I don't know if it still holds true, but I believe you get a tax credit for installing solar.
We moved into a pretty energy efficient home (so far only been in our home 2 years) and our highest electric bill has been about $145.00. So, I don't think we'd recoup the cost of solar for quite awhile.
I am paying around $50 per month for electricity... So you think it would take YOU a while to pay it off? I don't think mine will pay off... It would be cheaper for me to stay on the grid.
But where I am going, electric grid just ain't an option. The cost of getting a wire up to the property dwarfs the cost invested in solar and water turbine...
In the end, I will be between 15 and 20k invested, Though I don't really know where that winds up exactly, because I am only buying 1/3rd of my actual system now - the other 2/3rds being kinda crappy. The good part, I intend to get 15 years out of, trouble free. This is top of the line. Another third is midrange stuff I want 10 years out of... And the last third is crap that only needs to run for 5 years...

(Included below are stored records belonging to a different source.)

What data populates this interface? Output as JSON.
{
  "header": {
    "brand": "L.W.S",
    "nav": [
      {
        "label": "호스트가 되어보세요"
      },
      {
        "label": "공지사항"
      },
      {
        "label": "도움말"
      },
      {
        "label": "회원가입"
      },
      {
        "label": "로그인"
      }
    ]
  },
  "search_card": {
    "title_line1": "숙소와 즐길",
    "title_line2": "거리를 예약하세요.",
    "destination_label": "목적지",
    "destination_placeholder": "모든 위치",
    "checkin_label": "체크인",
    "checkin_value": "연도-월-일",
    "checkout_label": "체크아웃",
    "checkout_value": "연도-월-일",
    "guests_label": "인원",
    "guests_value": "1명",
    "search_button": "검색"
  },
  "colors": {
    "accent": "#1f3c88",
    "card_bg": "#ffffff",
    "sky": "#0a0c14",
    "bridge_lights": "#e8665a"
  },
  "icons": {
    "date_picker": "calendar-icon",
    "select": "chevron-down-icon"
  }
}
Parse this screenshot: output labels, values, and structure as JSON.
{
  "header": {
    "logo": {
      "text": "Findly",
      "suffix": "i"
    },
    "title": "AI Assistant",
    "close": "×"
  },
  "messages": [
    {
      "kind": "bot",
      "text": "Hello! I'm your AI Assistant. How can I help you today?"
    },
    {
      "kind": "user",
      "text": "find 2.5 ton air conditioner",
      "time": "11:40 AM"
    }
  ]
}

That saves me off the bat, but it is designed to stretch out the warrantable time frame of the system at large, and make replacement less shocking... In five years I will have a six-grand hit... and five years later the same... much easier to handle that than have the whole thing starting to fail in 15 to 20 years, and I have to shell out the whole thing again.
What is tough off the get-go is the fabrication to support the solar - I have chosen three 'flower' formations that will retract into the 'single leaf' under snow load or during storms or high wind. And the whole thing on an axial rotor that must not only deploy and retract, but also follow the sun across the sky, both vertically and horizontally, providing best exposure when I do have sun. Right now, that fabrication is the heartache and the headache... and the prototype is costing me way more than I'd hoped.
Just wait till I get my wind project going... That one is another whole thing altogether.
Water is what is expensive around here --- you have to hook up to city water and sewer which is running now around $25,000 per lot and our water bill, just for the two of us if over $80.00/mo. The water tastes horrible; better with a filter and that's what I cook with, but I wind up buying bottled water to drink. Definitely one thing I miss about being up north; cold well water.
Free, crystal clear artesian water... from less than a quarter mile away... And so cold it hurts your throat to drink it from the tap...
Of course it's got a high mineral content, so you'd have to be alright with water spots.
You can take the gal out of the mountains, but you can't take the mountains out of the gal.